The independent MSC certifier for this fishery, Halifax based TAVEL (recently taken over by Moody International), submitted its final report for four Sockeye fisheries - Fraser, Skeena, Nass and Barkely on January 18 2010.  The assessment has been ongoing since 2003. In the final certification report by TAVEL, all four fisheries scored high, between 82 and 97 out of 100 accross the 3 MSC principles. 
TAVEL Scoring

The MSC process provides for expert review and public comment on the certifier's report before it is finalized. One would have to dig into the documentation to see how extensive these were and whether or not TAVEL adequately addressed them and revised their report.  Despite the high score, a number of conditions were set by TAVEL which need to be addressed by the fishing industry within a specified time period should certification be granted by MSC.

Currently the TAVEL determinations are under a 15 working day period during which a party may lodge a statement of intent to object to the determinations reached.
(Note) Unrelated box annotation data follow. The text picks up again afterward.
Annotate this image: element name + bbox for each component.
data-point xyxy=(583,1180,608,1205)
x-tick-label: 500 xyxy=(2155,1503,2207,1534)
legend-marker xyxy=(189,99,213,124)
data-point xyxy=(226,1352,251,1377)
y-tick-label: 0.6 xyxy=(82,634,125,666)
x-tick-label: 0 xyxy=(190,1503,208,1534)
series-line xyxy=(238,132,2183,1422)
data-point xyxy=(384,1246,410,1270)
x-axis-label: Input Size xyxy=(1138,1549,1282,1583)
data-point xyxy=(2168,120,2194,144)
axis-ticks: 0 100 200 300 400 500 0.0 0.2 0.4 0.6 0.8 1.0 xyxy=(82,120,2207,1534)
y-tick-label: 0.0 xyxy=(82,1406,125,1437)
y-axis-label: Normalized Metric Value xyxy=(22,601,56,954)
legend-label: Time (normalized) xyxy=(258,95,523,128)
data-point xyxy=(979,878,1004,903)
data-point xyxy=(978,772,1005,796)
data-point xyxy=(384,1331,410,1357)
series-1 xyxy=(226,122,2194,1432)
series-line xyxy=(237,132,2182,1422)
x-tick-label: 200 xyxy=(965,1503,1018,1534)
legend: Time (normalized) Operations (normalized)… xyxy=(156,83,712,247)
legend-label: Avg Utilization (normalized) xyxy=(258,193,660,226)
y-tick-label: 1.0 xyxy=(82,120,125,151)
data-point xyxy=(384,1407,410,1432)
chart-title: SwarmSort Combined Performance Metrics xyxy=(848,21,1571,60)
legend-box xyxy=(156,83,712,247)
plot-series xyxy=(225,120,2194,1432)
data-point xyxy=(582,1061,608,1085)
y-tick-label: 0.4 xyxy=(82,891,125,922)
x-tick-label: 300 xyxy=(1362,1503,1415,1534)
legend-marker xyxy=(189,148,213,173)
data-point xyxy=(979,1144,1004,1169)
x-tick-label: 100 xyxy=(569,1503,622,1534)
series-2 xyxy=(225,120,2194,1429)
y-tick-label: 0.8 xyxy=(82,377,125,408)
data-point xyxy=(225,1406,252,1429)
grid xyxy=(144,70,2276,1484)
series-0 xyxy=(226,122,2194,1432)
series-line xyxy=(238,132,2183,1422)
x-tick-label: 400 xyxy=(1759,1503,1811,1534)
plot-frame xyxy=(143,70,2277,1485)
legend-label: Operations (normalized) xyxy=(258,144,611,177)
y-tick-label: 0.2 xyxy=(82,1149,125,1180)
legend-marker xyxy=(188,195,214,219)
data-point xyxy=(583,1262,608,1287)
Those lodging an objection that is allowed to proceed have to pony up 15K British Pounds to cover the cost of the process which is overseen by an independent adjudicator on the payroll of MSC.

Clearly this is a controversial assessment.  The return in 2009 of 1,370,000 was 13% of the pre-season forecast of 10,488,000 and the lowest in over 50 years. Thus far there is no evidence that this decline was due to overfishing and is more likely related to reduced productivity occurred after the juvenile fish began their migration to the ocean.  However, habitat and environmental degredation are serious concerns in this regard, including those related to the mushrooming Norwegian-owned salmon farms throughout the region.  Canada has launched a Judicial Inquiry to investigate the cause for the run collapse.  Some of the genetic components of these four fisheries have also been red-listed under the IUCN

In the Tyee interview, Kerry Coughlin would seem to suggest that if commercial fishing is not the cause of the Fraser decline, then the decline is not a reason to disallow certification.